My suggestion is below.  The interaction between sleep() and wakeup() is
exactly as in the beautiful and succinct algorithm in your paper, using
the lock on r.  Adding postnote() introduces the pointer p->r to enable
postnote() to find r, so the lock p->rlock is introduced to protect it
in the interaction between sleep() and postnote().  The interaction
between wakeup() and postnote() is protected by the lock on r.

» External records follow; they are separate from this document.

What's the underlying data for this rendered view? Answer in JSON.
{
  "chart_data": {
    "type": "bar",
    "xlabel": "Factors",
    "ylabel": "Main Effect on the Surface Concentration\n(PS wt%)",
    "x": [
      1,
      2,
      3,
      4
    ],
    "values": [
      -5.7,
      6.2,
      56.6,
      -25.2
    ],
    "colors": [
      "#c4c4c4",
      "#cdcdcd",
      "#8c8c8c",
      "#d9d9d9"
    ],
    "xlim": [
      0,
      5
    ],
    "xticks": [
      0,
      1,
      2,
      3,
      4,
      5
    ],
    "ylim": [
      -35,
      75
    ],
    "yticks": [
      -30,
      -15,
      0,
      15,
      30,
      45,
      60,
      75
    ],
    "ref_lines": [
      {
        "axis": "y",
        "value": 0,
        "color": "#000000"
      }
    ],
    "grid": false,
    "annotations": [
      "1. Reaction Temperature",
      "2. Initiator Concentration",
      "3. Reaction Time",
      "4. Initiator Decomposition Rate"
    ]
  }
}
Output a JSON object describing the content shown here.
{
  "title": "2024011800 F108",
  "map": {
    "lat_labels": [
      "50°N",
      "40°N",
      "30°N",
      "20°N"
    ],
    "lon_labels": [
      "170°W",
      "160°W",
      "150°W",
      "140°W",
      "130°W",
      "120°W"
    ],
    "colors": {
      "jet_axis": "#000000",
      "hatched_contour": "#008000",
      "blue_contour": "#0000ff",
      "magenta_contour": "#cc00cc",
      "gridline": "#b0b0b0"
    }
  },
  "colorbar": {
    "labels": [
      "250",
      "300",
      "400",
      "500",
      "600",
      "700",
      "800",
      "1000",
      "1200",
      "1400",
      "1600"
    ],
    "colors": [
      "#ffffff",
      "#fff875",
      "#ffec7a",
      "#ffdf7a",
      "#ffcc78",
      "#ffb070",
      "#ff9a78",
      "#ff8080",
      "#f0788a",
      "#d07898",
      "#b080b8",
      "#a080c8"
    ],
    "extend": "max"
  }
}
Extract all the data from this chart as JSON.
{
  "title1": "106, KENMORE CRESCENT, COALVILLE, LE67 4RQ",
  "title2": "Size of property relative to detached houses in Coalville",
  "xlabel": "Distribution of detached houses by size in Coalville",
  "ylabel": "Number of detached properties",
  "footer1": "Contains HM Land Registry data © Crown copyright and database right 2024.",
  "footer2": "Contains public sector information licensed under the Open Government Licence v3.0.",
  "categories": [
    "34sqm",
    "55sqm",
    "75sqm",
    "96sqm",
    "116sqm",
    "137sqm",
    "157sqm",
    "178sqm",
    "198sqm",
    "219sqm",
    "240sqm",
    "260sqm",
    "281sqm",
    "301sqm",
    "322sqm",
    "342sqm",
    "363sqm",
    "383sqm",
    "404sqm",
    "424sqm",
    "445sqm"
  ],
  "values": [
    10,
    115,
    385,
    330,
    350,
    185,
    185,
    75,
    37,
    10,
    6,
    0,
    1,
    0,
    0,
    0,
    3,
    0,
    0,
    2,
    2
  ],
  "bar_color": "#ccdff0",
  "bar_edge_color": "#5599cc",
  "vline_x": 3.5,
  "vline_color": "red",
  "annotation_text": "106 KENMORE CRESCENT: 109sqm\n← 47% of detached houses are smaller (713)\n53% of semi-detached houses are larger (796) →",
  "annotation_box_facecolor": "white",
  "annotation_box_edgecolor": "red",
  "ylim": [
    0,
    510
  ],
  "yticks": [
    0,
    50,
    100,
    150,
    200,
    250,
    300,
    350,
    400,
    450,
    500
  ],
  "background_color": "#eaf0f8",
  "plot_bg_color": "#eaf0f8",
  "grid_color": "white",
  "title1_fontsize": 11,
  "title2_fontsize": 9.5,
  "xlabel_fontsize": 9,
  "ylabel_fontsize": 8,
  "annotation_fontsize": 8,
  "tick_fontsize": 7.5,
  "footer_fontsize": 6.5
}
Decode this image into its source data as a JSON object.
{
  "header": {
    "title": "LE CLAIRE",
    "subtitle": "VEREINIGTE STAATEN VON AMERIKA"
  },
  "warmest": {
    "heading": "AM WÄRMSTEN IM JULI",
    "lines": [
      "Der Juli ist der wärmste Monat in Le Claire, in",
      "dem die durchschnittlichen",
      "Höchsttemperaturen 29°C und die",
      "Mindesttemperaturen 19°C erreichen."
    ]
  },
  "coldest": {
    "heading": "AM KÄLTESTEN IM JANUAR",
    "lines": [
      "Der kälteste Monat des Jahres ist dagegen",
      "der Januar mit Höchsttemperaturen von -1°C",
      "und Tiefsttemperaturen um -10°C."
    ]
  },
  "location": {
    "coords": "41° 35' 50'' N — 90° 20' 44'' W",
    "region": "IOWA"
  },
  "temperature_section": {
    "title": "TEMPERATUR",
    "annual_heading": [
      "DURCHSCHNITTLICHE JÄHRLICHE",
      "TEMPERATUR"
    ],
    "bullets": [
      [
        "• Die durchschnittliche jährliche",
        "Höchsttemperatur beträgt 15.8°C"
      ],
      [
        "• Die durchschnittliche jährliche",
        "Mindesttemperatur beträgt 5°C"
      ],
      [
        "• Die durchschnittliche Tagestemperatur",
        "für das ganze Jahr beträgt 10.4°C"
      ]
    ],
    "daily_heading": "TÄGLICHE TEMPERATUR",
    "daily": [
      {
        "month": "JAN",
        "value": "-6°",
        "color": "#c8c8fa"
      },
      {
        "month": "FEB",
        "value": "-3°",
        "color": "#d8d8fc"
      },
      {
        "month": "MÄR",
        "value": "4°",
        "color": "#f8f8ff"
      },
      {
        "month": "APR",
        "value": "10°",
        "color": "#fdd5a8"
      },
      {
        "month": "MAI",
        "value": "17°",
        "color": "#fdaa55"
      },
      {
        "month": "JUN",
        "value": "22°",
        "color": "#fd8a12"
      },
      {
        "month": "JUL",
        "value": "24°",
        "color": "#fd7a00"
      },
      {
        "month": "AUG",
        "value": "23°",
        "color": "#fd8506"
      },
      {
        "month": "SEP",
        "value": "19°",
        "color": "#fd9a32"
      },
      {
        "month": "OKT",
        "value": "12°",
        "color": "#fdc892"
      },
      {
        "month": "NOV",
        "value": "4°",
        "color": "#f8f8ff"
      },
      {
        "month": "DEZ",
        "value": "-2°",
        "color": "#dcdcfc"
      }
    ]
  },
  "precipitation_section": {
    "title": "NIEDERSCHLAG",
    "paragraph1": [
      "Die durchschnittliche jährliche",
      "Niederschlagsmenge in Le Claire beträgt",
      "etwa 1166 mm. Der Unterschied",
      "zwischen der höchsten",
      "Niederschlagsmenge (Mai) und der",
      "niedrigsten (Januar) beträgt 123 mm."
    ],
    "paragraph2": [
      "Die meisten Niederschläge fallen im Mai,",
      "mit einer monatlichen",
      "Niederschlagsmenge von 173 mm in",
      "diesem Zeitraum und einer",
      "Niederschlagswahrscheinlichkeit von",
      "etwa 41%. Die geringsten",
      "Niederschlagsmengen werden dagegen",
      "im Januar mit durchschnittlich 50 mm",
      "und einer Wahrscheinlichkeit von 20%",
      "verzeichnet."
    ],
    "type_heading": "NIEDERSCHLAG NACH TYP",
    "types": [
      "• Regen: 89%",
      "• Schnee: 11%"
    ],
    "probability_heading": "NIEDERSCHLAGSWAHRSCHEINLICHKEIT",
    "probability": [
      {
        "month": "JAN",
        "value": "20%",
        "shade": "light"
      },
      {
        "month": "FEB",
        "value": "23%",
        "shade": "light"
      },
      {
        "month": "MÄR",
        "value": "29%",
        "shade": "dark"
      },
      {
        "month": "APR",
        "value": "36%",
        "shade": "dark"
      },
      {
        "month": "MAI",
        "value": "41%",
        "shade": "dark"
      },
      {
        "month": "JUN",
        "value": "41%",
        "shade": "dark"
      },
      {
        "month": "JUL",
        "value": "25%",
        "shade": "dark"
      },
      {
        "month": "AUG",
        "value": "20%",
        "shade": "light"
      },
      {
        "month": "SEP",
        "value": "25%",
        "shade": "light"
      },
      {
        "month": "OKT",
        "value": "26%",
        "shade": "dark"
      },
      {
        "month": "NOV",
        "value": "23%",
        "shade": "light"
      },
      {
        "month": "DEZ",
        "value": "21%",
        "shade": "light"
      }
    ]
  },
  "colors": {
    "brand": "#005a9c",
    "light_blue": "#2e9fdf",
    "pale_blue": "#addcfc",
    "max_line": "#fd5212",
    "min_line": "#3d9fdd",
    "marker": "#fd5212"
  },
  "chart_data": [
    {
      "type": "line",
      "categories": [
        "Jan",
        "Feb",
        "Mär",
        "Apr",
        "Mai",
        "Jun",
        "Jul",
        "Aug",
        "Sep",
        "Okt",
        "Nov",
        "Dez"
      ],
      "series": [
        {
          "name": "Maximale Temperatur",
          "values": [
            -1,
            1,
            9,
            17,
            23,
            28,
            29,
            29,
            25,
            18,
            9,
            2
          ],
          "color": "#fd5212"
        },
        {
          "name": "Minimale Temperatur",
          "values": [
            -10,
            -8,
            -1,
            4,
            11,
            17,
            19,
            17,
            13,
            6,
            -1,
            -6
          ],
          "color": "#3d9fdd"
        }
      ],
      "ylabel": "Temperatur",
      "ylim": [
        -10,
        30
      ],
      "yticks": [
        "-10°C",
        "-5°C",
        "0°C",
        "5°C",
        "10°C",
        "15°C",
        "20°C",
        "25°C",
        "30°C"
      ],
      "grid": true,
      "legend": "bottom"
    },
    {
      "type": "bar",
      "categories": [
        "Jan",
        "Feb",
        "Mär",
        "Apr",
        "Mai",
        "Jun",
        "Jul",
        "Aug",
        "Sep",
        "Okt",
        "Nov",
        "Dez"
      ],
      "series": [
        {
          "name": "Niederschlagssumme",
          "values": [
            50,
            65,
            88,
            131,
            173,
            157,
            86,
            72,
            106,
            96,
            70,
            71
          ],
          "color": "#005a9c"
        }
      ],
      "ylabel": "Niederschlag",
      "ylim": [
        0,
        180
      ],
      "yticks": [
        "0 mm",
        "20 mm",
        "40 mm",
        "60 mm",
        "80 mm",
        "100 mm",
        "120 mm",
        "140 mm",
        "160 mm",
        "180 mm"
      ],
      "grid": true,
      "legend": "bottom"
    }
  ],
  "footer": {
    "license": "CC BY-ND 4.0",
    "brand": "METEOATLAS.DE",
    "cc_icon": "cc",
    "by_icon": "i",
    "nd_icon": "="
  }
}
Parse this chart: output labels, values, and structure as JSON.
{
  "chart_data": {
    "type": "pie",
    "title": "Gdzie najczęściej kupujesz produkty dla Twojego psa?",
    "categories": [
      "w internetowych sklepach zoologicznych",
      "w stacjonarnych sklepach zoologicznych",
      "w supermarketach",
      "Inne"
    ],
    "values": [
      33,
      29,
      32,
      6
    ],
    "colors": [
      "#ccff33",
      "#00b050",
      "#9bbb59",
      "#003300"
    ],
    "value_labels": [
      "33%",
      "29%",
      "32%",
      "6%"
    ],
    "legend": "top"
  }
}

Eliminating interrupt dis/en-abling for simplicity:

sleep(r):    {'up' is the current Proc}
	lock(up->rlock)
	lock(r)
	if wakeup condition is satisfied or up->notepending != 0
		unlock(r)
		unlock(up->rlock)
	else
		r->p = up
		up->r = r
		up->state = Wakeme
		unlock(r)
		unlock(up->rlock)
		-- reschedule --
	if up->notepending
		up->notepending = 0
		error(Eintr)

wakeup(r):    {wakeup condition is satisfied}
	lock(r)
	p = r->p
	if p != 0
		r->p = 0
		p->r = 0	
		ready(p)
	unlock(r)

postnote(p):
	p->notepending = 1
	lock(p->rlock)
	r = p->r
	if r != 0
		lock(r)
		if(r->p == p)
			r->p = 0
			p->r = 0
			ready(p)
		unlock(r)
	unlock(p->rlock)

Explanation: we can think of locks in terms of the invariants they
protect.  Define S(p,r) = "Proc p is sleeping or committed to
sleeping on Rendez r", where committed means that p will sleep on r
without first testing the wakeup condition or testing for pending
notes.  Define T(p,r) =  "Proc p is not sleeping on r, and will not
sleep on r without first testing both the wakeup condition and
notepending".  The significance of these predicates is that
if S(p,r) holds, then wakeup(r) or postnote(p) must take steps
to awaken p from r; whereas if T(p,r) holds, then wakeup(r) or
postnote(p) need not -- must not -- do so.

The invariant we want to maintain on each Rendez r is:

IR(r): { for all p: (p = r->p) <=> S(p,r) }

or informally, r->p points to a Proc if and only if that Proc is
sleeping or committed to sleeping on r.  Any critical section of
code where IR(r) is temporarily untrue (e.g. while testing conditions
or manipulating r->p) must be protected by locking r.  Because the
inverse of S(p,r) is not quite the same as T(p,r) -- p may have
tested only one of the two conditions -- we also impose a global
invariant:

IPR: { for all p,r: !S(p,r) => T(p,r) }

To protect this invariant, testing of the wakeup condition and
notepending before sleeping on r must be within a lock on r.
The invariant for Proc p, protected by p->rlock, is weaker than IR:

IP(p): { for all r: S(p,r) => (r = p->r) }

or informally, if p is sleeping or committed to sleeping on a Rendez,
then p->r points to that Rendez.  Note that the reverse implication
is not stipulated: if p->r points to a Rendez, we can't necessarily
conclude that S(p,p->r) holds; only that !S(p,r) -- and therefore
T(p,r), by IPR -- holds for all other r.  But the uncertainty over
S(p,p->r) can be resolved using IR(p->r).

Key point: wakeup() can safely set p->r = 0 without locking p->rlock,
because this assignment does not affect the invariant IP(p).  In fact
the assignment could be deleted and the algorithm would still work;
it is only an optimisation to avoid postnote() looking at a Rendez
unnecessarily.  This observation is what saves us from the dilemma
of locking order.

-- Richard Miller